La specializzazione in agricoltura, oltre a incrinare gli equilibri ecologici e ad inquinare l’ambiente, rende i Paesi non autosufficienti in materia alimentare: gravissismo errore in tempo di cambiamenti climatici
La specializzazione agricola è un grave errore perché ogni Paese, specializzandosi nella produzione di alcune colture ed eliminandone altre, perde la sovranità alimentare. Nel 2021 l’Unione europea, a causa della siccità che ha colpito alcune aree del mondo, ha scoperto di non essere autosufficiente nella produzione di grano, soia e mais. Il risultato è che tantissimi allevatori sono stati costretti ad abbattere gli animali da allevamento, perché senza soia e senza mais non si possono allevare animali da carne.
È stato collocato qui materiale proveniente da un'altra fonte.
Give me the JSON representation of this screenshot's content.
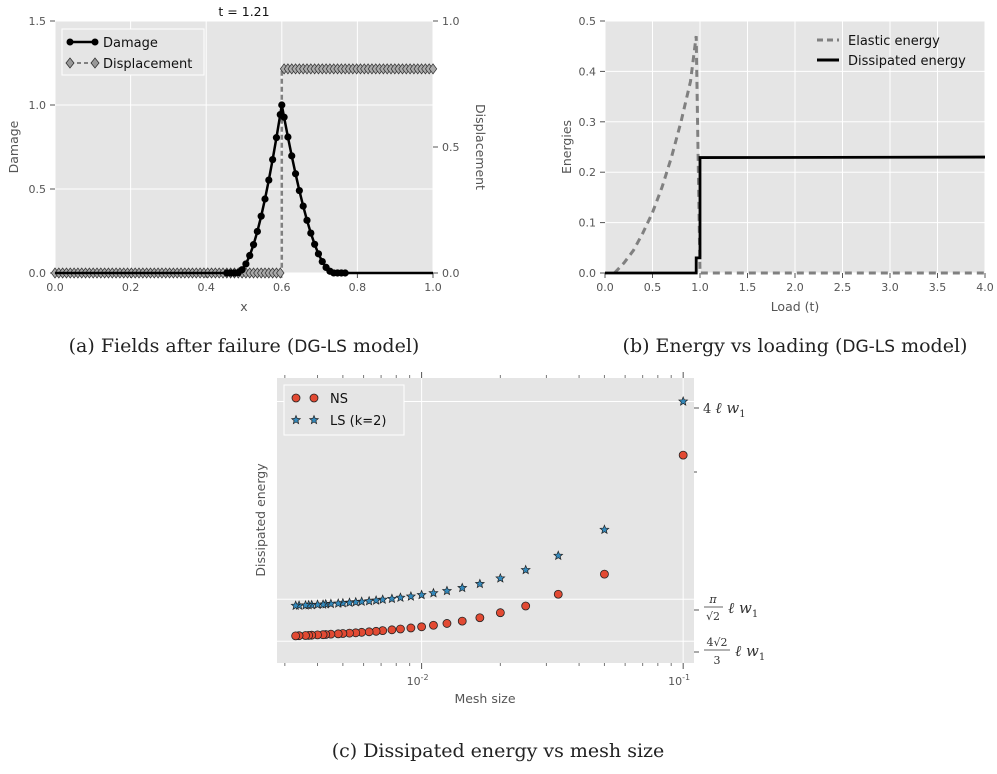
{
  "chart_data": [
    {
      "id": "a",
      "type": "line",
      "title": "t = 1.21",
      "xlabel": "x",
      "ylabel": "Damage",
      "y2label": "Displacement",
      "xlim": [
        0,
        1
      ],
      "ylim": [
        0,
        1.5
      ],
      "y2lim": [
        0,
        1
      ],
      "xticks": [
        0,
        0.2,
        0.4,
        0.6,
        0.8,
        1.0
      ],
      "xtick_labels": [
        "0.0",
        "0.2",
        "0.4",
        "0.6",
        "0.8",
        "1.0"
      ],
      "yticks": [
        0,
        0.5,
        1.0,
        1.5
      ],
      "ytick_labels": [
        "0.0",
        "0.5",
        "1.0",
        "1.5"
      ],
      "y2ticks": [
        0,
        0.5,
        1.0
      ],
      "y2tick_labels": [
        "0.0",
        "0.5",
        "1.0"
      ],
      "grid": true,
      "legend_position": "top-left",
      "series": [
        {
          "name": "Damage",
          "axis": "left",
          "style": "solid-circle",
          "color": "#000000",
          "peak_x": 0.6,
          "peak_y": 1.0,
          "support": [
            0.48,
            0.74
          ],
          "n_points": 100
        },
        {
          "name": "Displacement",
          "axis": "right",
          "style": "dashed-diamond",
          "color": "#808080",
          "jump_x": 0.6,
          "left_value": 0.0,
          "right_value": 0.81,
          "n_points": 100
        }
      ]
    },
    {
      "id": "b",
      "type": "line",
      "xlabel": "Load (t)",
      "ylabel": "Energies",
      "xlim": [
        0,
        4
      ],
      "ylim": [
        0,
        0.5
      ],
      "xticks": [
        0,
        0.5,
        1.0,
        1.5,
        2.0,
        2.5,
        3.0,
        3.5,
        4.0
      ],
      "xtick_labels": [
        "0.0",
        "0.5",
        "1.0",
        "1.5",
        "2.0",
        "2.5",
        "3.0",
        "3.5",
        "4.0"
      ],
      "yticks": [
        0,
        0.1,
        0.2,
        0.3,
        0.4,
        0.5
      ],
      "ytick_labels": [
        "0.0",
        "0.1",
        "0.2",
        "0.3",
        "0.4",
        "0.5"
      ],
      "grid": true,
      "legend_position": "top-right",
      "series": [
        {
          "name": "Elastic energy",
          "style": "dashed",
          "color": "#808080",
          "x": [
            0.1,
            0.2,
            0.3,
            0.4,
            0.5,
            0.6,
            0.7,
            0.8,
            0.9,
            0.96,
            1.0,
            1.05,
            4.0
          ],
          "y": [
            0.0,
            0.02,
            0.045,
            0.08,
            0.12,
            0.17,
            0.23,
            0.3,
            0.38,
            0.47,
            0.0,
            0.0,
            0.0
          ]
        },
        {
          "name": "Dissipated energy",
          "style": "solid",
          "color": "#000000",
          "x": [
            0.0,
            0.96,
            0.96,
            1.0,
            1.0,
            4.0
          ],
          "y": [
            0.0,
            0.0,
            0.03,
            0.03,
            0.229,
            0.23
          ]
        }
      ]
    },
    {
      "id": "c",
      "type": "scatter",
      "xlabel": "Mesh size",
      "ylabel": "Dissipated energy",
      "xscale": "log",
      "xlim": [
        0.0028,
        0.11
      ],
      "xticks": [
        0.01,
        0.1
      ],
      "xtick_labels": [
        "10",
        "10"
      ],
      "xtick_exponents": [
        "-2",
        "-1"
      ],
      "grid": true,
      "legend_position": "top-left",
      "y_reference_labels": [
        "4 ℓ w1",
        "π/√2 ℓ w1",
        "4√2/3 ℓ w1"
      ],
      "series": [
        {
          "name": "NS",
          "marker": "circle",
          "color": "#E24A33",
          "x": [
            0.1,
            0.05,
            0.0333,
            0.025,
            0.02,
            0.0167,
            0.0143,
            0.0125,
            0.0111,
            0.01,
            0.0091,
            0.0083,
            0.0077,
            0.0071,
            0.0067,
            0.0063,
            0.0059,
            0.0056,
            0.0053,
            0.005,
            0.0048,
            0.0045,
            0.0043,
            0.0042,
            0.004,
            0.0038,
            0.0037,
            0.0036,
            0.0034,
            0.0033
          ],
          "y": [
            3.64,
            2.93,
            2.81,
            2.74,
            2.7,
            2.67,
            2.65,
            2.636,
            2.625,
            2.616,
            2.609,
            2.603,
            2.598,
            2.593,
            2.589,
            2.586,
            2.583,
            2.58,
            2.578,
            2.576,
            2.574,
            2.572,
            2.57,
            2.569,
            2.568,
            2.566,
            2.565,
            2.564,
            2.563,
            2.562
          ]
        },
        {
          "name": "LS (k=2)",
          "marker": "star",
          "color": "#348ABD",
          "x": [
            0.1,
            0.05,
            0.0333,
            0.025,
            0.02,
            0.0167,
            0.0143,
            0.0125,
            0.0111,
            0.01,
            0.0091,
            0.0083,
            0.0077,
            0.0071,
            0.0067,
            0.0063,
            0.0059,
            0.0056,
            0.0053,
            0.005,
            0.0048,
            0.0045,
            0.0043,
            0.0042,
            0.004,
            0.0038,
            0.0037,
            0.0036,
            0.0034,
            0.0033
          ],
          "y": [
            3.96,
            3.195,
            3.04,
            2.955,
            2.905,
            2.872,
            2.848,
            2.83,
            2.817,
            2.806,
            2.797,
            2.79,
            2.783,
            2.778,
            2.773,
            2.769,
            2.766,
            2.763,
            2.76,
            2.757,
            2.755,
            2.753,
            2.751,
            2.749,
            2.748,
            2.746,
            2.745,
            2.744,
            2.743,
            2.742
          ]
        }
      ]
    }
  ],
  "captions": {
    "a_main": "(a) Fields after failure (",
    "a_code": "DG-LS",
    "a_end": " model)",
    "b_main": "(b) Energy vs loading (",
    "b_code": "DG-LS",
    "b_end": " model)",
    "c": "(c) Dissipated energy vs mesh size"
  },
  "colors": {
    "panel_bg": "#E5E5E5",
    "grid": "#FFFFFF",
    "ns": "#E24A33",
    "ls": "#348ABD"
  }
}
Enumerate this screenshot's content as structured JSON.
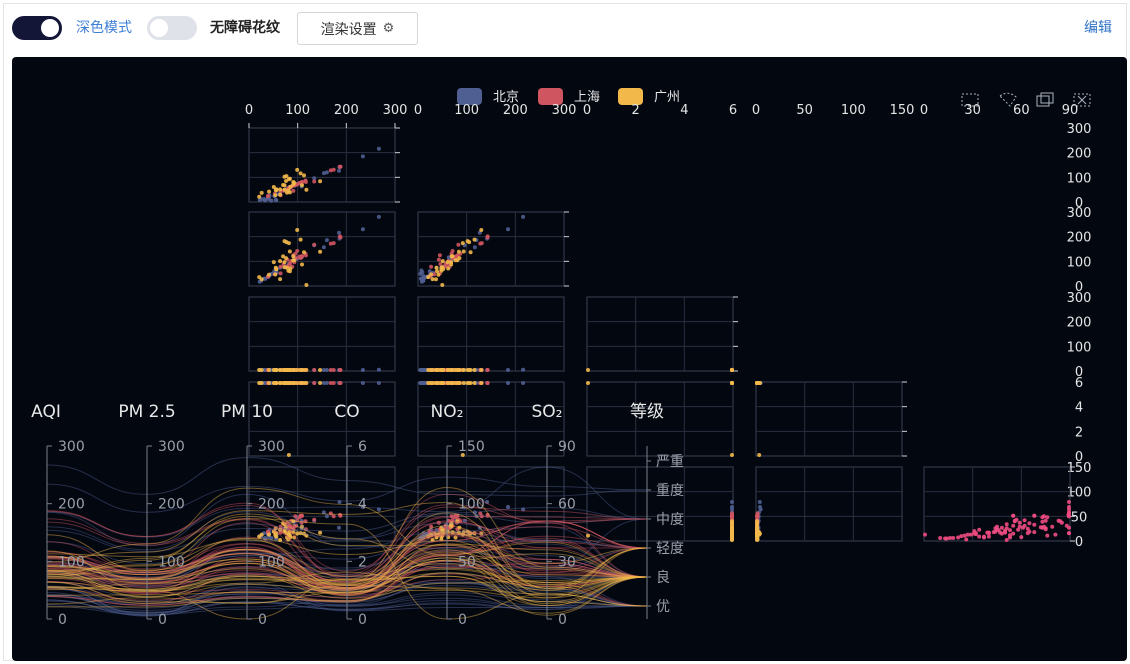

Contrariamente a quello che dicono i cantori della globalizzazione dell’economia, ogni Paese deve invece tutelare la propria sovranità alimentare, puntando su una pluralità di colture agricole, soprattutto in tempo di grandi cambiamenti climatici. Eliminando, piano piano, la specializzazione agricola l’ambiente migliora, perché si riduce l’uso di pesticidi ed erbicidi. E, soprattutto, ogni Paese, per quello che può fare, riduce la dipendenza dall’estero per le produzioni agricole. E’ chiaro che lo scenario è più complesso e le implicazioni sono altrettanto complesse e noi, per problemi di spazio e per non tediare i lettori, sintetizziamo. L’aspetto importante è che, puntando su una pluralità di colture, ogni Paese riduce l’importazione di prodotti agricoli e, di conseguenza – con riferimento ai Paesi dove sono stati eliminati i pesticidi e gli erbicidi dannosi per la salute umana – riduce la probabilità di importare prodotti agricoli pieni di pesticidi ed erbicidi. I pomodori, per esempio. Non è un’assurdità che la Sicilia importi pomodori e passata di pomodori dalla Cina e dall’Africa che non si sa come vengono prodotti e che sostanze chimiche contengono? Non è più logico aiutare gli agricoltori siciliani a produrre pomodori di pieno campo? Non è un’assurdità che in Sicilia debbano arrivare agrumi da Turchia ed Egitto? Questo sistema che abbiamo sinteticamente illustrato, con molta probabilità, non farà piacere alle multinazionali che producono pesticidi ed erbicidi: e questo è già un altro buon motivo per ridurre la specializzazione agricola.